I’m not a Sylvia Plath fan, probably because I don’t like that she’s become this cult figure among angsty and neurotic women. I know that isn’t fair, but her quote struck a chord. I’ve been having a lot of self-doubts about the WIP. I’m in bed at night, trying to figure out the logic, and I still find that I’ve written myself into a corner. Plus, some feedback from a few months ago, which was on target, just made me crash into a very dense, steel-reinforced and plated wall. But there’s more—all the elements of story from characterization to dialogue to plotting to sentence structure has made me question whether I have a story to tell and whether I can pull it off.
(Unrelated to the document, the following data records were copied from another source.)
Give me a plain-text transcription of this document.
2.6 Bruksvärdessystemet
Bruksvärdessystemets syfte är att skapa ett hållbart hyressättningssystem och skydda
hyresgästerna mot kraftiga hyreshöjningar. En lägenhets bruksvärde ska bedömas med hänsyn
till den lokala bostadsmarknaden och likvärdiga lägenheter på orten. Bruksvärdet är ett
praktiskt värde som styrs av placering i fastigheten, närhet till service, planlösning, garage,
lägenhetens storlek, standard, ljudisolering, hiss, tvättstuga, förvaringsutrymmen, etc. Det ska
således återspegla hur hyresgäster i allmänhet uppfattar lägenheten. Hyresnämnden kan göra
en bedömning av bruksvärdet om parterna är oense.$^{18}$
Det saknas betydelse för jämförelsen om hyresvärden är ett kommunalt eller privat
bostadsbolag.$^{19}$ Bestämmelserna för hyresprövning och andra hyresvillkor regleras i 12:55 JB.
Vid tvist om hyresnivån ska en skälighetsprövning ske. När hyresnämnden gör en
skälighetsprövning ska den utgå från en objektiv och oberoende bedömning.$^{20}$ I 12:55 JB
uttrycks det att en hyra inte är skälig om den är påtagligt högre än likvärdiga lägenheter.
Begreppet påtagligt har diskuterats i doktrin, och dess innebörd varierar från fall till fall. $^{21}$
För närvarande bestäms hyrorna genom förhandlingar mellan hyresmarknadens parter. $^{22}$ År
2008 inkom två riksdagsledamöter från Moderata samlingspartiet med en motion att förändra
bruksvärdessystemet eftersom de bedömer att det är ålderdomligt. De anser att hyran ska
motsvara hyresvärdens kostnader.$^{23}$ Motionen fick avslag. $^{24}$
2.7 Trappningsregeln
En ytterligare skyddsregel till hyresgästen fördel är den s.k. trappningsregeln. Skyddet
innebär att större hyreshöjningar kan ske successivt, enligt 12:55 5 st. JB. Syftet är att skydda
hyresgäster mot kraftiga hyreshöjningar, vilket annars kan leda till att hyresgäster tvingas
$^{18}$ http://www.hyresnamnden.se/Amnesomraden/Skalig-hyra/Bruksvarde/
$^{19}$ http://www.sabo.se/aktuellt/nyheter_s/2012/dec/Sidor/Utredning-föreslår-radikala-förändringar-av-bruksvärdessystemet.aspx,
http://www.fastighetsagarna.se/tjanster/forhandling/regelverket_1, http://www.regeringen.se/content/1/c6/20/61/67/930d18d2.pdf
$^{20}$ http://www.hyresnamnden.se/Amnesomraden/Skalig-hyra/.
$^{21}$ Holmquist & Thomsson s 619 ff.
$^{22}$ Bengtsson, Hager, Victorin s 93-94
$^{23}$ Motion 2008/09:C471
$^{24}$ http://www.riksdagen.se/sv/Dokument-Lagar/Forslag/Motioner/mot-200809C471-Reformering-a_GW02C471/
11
Why this sudden worry? I recently finished writing a series of Scrivener classes and used the WIP as an example of how I organized a writing project, and in some of the examples I used I reread what I wrote. I wasn’t happy. The dialogue was stiff, the characters flatter and thinner than a sheet of onion paper. Too much detail that didn’t matter; a plot that isn’t going anywhere. And the overall writing, and this is the best way I can describe it: immature. Good for a high-school student, but not for someone who has worked on this for far too long.

Am I being too hard on myself? Maybe, but maybe not. November will mark the seventh anniversary of when I started this book. There have been periods that I put it aside and other times where I was writing and revising like a woman with cancer that was killing her.  Now that “cancer” is in remission, so to speak, the manuscript is sitting and I don’t see it as viable. Perhaps that’s the cancer. A story that no matter how many nfusions of chemo or blasts of radiation you administer, it doesn’t shrink, but grows into a bigger mess. This, of course, leads me to question whether I actually have a book in me? As you can see, Sylvia’s two sentence quote has opened a can of worms. Yes, there’s self-doubt, but there’s also recognizing that if I want some facet of this story to catch the light and sparkle, I have to set aside the self-doubt, along with the daily interruptions (hear that Ol’ Man, dogs, social media) and write, and improve, and get stronger, and mature.

As part of this process in growing my writing practice, I hope to be here on a regular basis. To address writing issues via daily quotes. Obviously it’s not a new technique for inspiration, but whenever I’m asked to find a quote, I’m inspired to share something and write about it, but it also encourages me that maybe the story can be saved. It might not be the one I think I want to tell, but perhaps a little gem has been hiding and all  I need is to dig a little more to unearth it.